MQTTは1999年にIBMのAndy Stanford-Clark氏(IBM Hursley研究所)と、Cirrus LinkのArlen Nipper氏が共同で開発しました。発端はアメリカの石油パイプライン監視で、衛星回線で遠隔地から数値データを集めるための低帯域・低消費電力プロトコルが求められていました。Pub/Sub型・固定2バイトヘッダ・接続維持(Keep Alive)・遺言メッセージ(LWT)といった、当時としては斬新な要素が組み込まれました。
2010年にIBMが仕様をロイヤリティフリーで公開し、Eclipse Foundationの「Paho」プロジェクトが各言語向けクライアントを整備します。2014年10月にOASISでMQTT 3.1.1が国際標準化され、IBM以外のベンダーも安心して採用できるようになりました。2019年3月にはMQTT 5.0が公開され、Reason Code・Topic Alias・User Properties・共有サブスクリプションといった企業向け機能が追加され、AWS IoT、Azure IoT Hub、Alibaba Cloud IoTなど主要クラウドが対応を発表しました。20年余りで「ニッチな産業プロトコル」から「IoTの共通言語」へと立場を変えた稀有な存在です。
工場・スマートホーム・車両

MQTTは工場のセンサーデータ収集で特に強みを発揮します。PLC・温度計・流量計・振動センサーを「factory/line1/sensor」のようなTopicでBrokerに集め、MES(製造実行システム)やSCADAがSubscriberとして購読する構成が一般的になりました。OPC UAと組み合わせて使うケースも多く、SiemensやBoschが対応ゲートウェイを提供しています。
家庭ではHome Assistantが標準でMQTT Brokerに対応し、ZigbeeやZ-Waveのゲートウェイから取り込んだセンサー状態をMQTT経由で配信します。コネクテッドカーの分野ではトヨタやBMWが車両テレメトリ収集にMQTTを利用していることが公表されており、数百万台規模の車両を1つのBrokerで束ねる事例もあります。農業IoTでは圃場の土壌水分・気温データを衛星回線でMQTTで送り続ける構成が定着しています。WebアプリでもRedisのPub/Subと並んでMQTT over WebSocketsが利用され、ダッシュボードのリアルタイム通知に使われるようになりました。
HTTPやAMQPとの使い分け

HTTPはWebの標準プロトコルで、JSON/ProtobufでRESTやgRPCのリクエスト・レスポンス型通信を行います。ステートレスで簡単に組めますが、デバイス側からのプッシュ通信や常時接続には向かず、ペイロードに加えてヘッダが数百バイトかかるため、細い回線では非効率です。MQTTはこのギャップを埋める軽量プロトコルとして、デバイスからクラウドへの常時接続・少量データ送信に特化しています。

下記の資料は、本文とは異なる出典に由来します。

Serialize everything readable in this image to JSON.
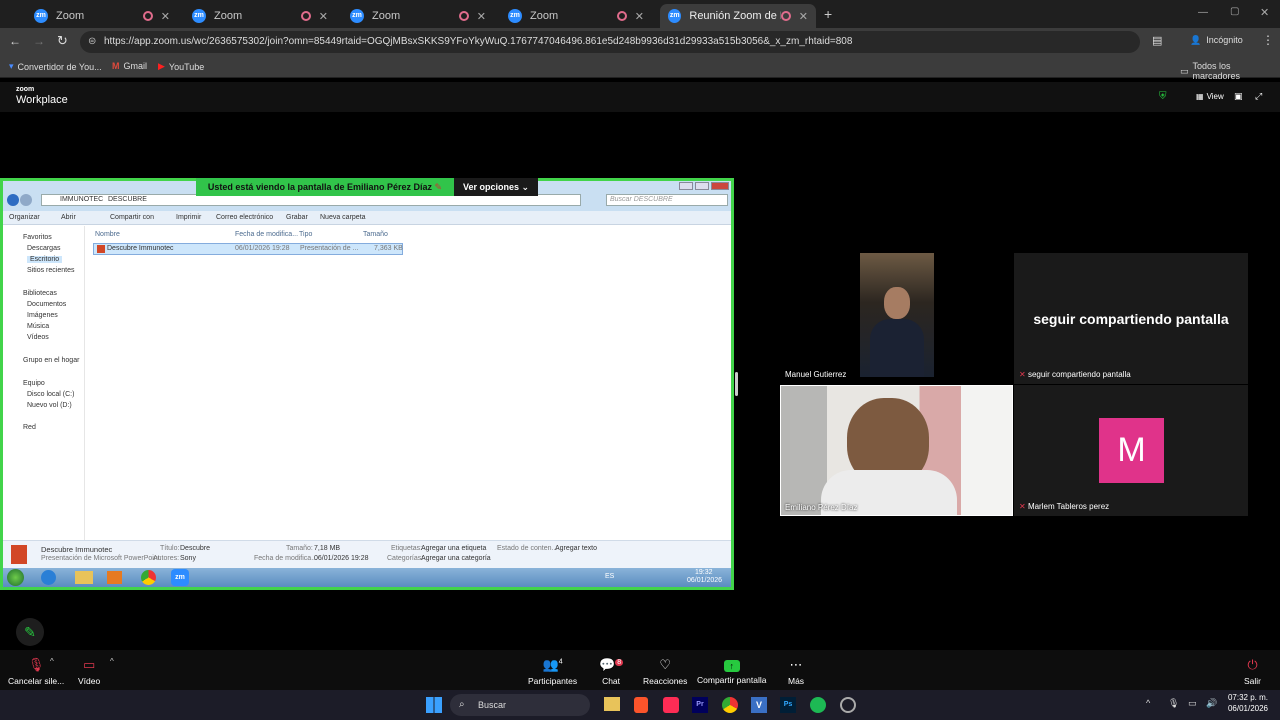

もう一つの比較対象がRabbitMQやKafkaが代表するAMQP系の重量プロトコルで、こちらは企業内のメッセージング基盤として強力ですが、クライアントが大きく、IoTデバイスに直接載せるには重すぎます。そのため実際の現場では、IoT側はMQTT、クラウド内部はKafkaやAMQP、Web/モバイル側はHTTPS、とプロトコルを役割で組み合わせる構成が定番になっています。MQTTを採用する際はBroker運用の責任が発生するため、自前構築するかマネージドサービス(AWS IoT Core、HiveMQ Cloudなど)を選ぶかの判断が最初のポイントです。
まとめ
MQTTは1999年にIBMのAndy Stanford-Clark氏らが石油パイプライン監視用に設計した軽量Pub/Subプロトコルで、2014年にOASIS標準、2019年にv5.0が公開されました。工場・スマートホーム・車両・農業など多様な現場で「IoTの共通言語」として採用され、HTTPやAMQPと使い分けて利用されています。Brokerを中心に置くシンプルな構造が、20年を超えて愛され続ける理由です。
※本記事はIT用語辞典の手書きドラフトです。公開前に最新情報・出典を確認のうえ加筆修正してください。